“The greatness of the match was that it had everything: a huge title, comebacks by both of us, spectacular shotmaking, tension, heavy money, and a steady buildup to an unbelievable finish.”
And that was the loser talking.
Ken Rosewall’s 4-6, 6-0, 6-3, 6-7(3), 7-6 (5) win over Rod Laver in the WCT Finals in Dallas in May 1972 has been called the “match that made tennis in the United States.” It’s hard to argue.
That spring, the sport had made its national TV debut, on NBC. To fit into the network’s schedule, WCT, which had wrapped up its previous season just six months earlier, moved its 1972 schedule up half a year—no sooner did one season end than the next began. Now it had all paid off in Dallas. Muscles and the Rocket were so brilliant for so long that NBC did the unthinkable and preempted its sacred 6:00 P.M. Sunday news broadcast, as well as two programs that followed it, to show the climax of what many would call the greatest match of all time. Twenty-three million people, many of whom clicked over from the NBA play-offs that were being shown on another channel, watched the two aging Aussie legends run each other around in what one writer described as “the kind of match that one waits a lifetime to see—a nerve-wracking, blood-tingling epic.”

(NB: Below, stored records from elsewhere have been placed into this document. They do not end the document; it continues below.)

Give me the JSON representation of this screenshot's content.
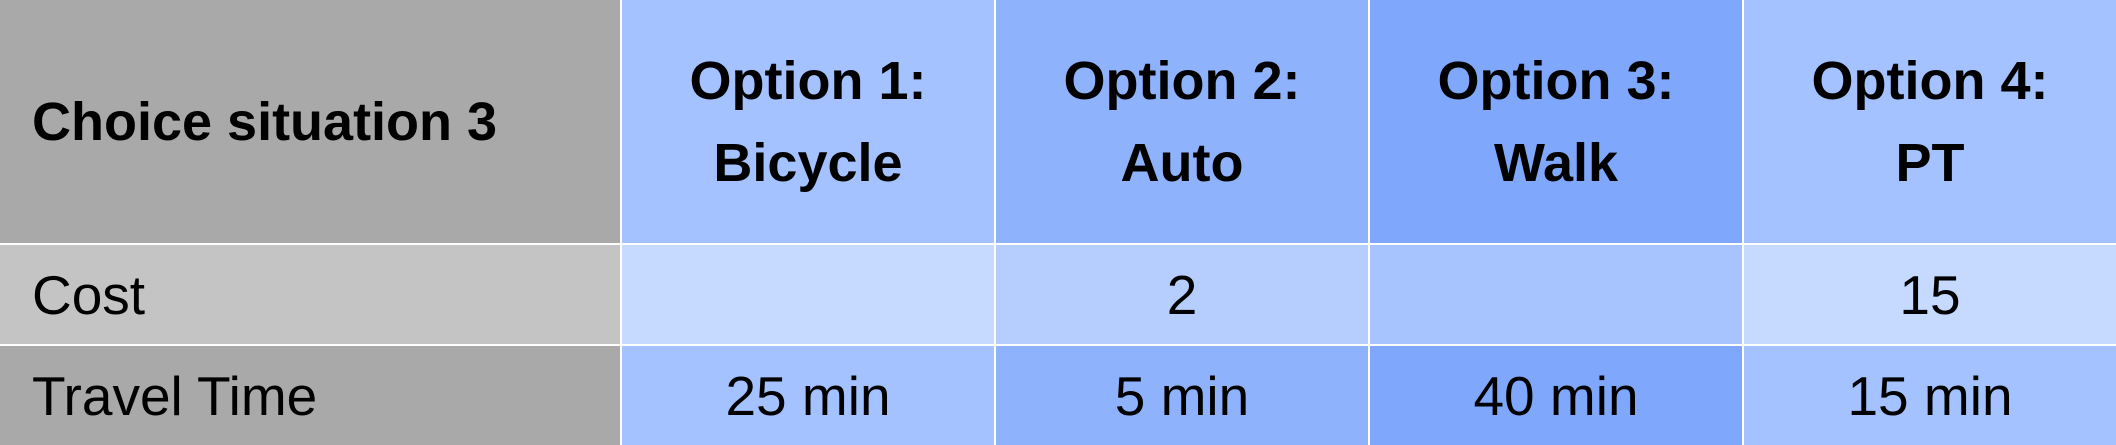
{
  "header": {
    "situation": "Choice situation 3",
    "options": [
      {
        "line1": "Option 1:",
        "line2": "Bicycle"
      },
      {
        "line1": "Option 2:",
        "line2": "Auto"
      },
      {
        "line1": "Option 3:",
        "line2": "Walk"
      },
      {
        "line1": "Option 4:",
        "line2": "PT"
      }
    ]
  },
  "rows": {
    "cost": {
      "label": "Cost",
      "values": [
        "",
        "2",
        "",
        "15"
      ]
    },
    "travel_time": {
      "label": "Travel Time",
      "values": [
        "25 min",
        "5 min",
        "40 min",
        "15 min"
      ]
    }
  },
  "colors": {
    "label_header_bg": "#a9a9a9",
    "label_cost_bg": "#c4c4c4",
    "label_time_bg": "#a9a9a9",
    "header_bg": [
      "#a3c2ff",
      "#8eb2fc",
      "#7fa8fc",
      "#a3c2ff"
    ],
    "cost_bg": [
      "#c6daff",
      "#b6cefd",
      "#a7c4fe",
      "#c6daff"
    ],
    "time_bg": [
      "#a3c2ff",
      "#8eb2fc",
      "#7fa8fc",
      "#a3c2ff"
    ]
  }
}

By 1972, the 34-year-old Laver and the 37-year-old Rosewall had been waiting a lifetime to play this match as well. Each man had spent years toiling in the pro-tour backwoods for whatever money would get them to their next event, and they had faced each other on hundreds of lesser occasions. Looking back, Laver said he believed that he and Rosewall had played better matches against each other than this one, “But did anyone else but Kenny and I know?” Whether this was their best or not, it was the first one where the winner took home a $50,000 check presented by Neil Armstrong, a gold ring, a giant cup, and a Lincoln Continental. It was tennis, Texas-style, and the Laver-Rosewall final made Dallas the sport’s new capital.
If Chris Evert’s run at Forest Hills the previous summer introduced mainstream America to tennis, the Battle in Big D introduced it to a new phenomenon known as the pro tour. WCT had been launched the year before by Lamar Hunt, an heir to a family oil fortune and a major force behind the rise of pro football in the 1960s—five years earlier, Hunt had invented the term “Super Bowl” after watching his kids play with a new toy called a Super Ball.
Hunt’s move into tennis was feared and fiercely resisted by the ILTF, the game’s longtime amateur governing body. The organization believed, incorrectly, that he wanted control of everything. Still, the old guard was right that tennis in the early 70s was slowly but surely being dragged from its traditional headquarters in London to its new headquarters in nouveau riche Texas.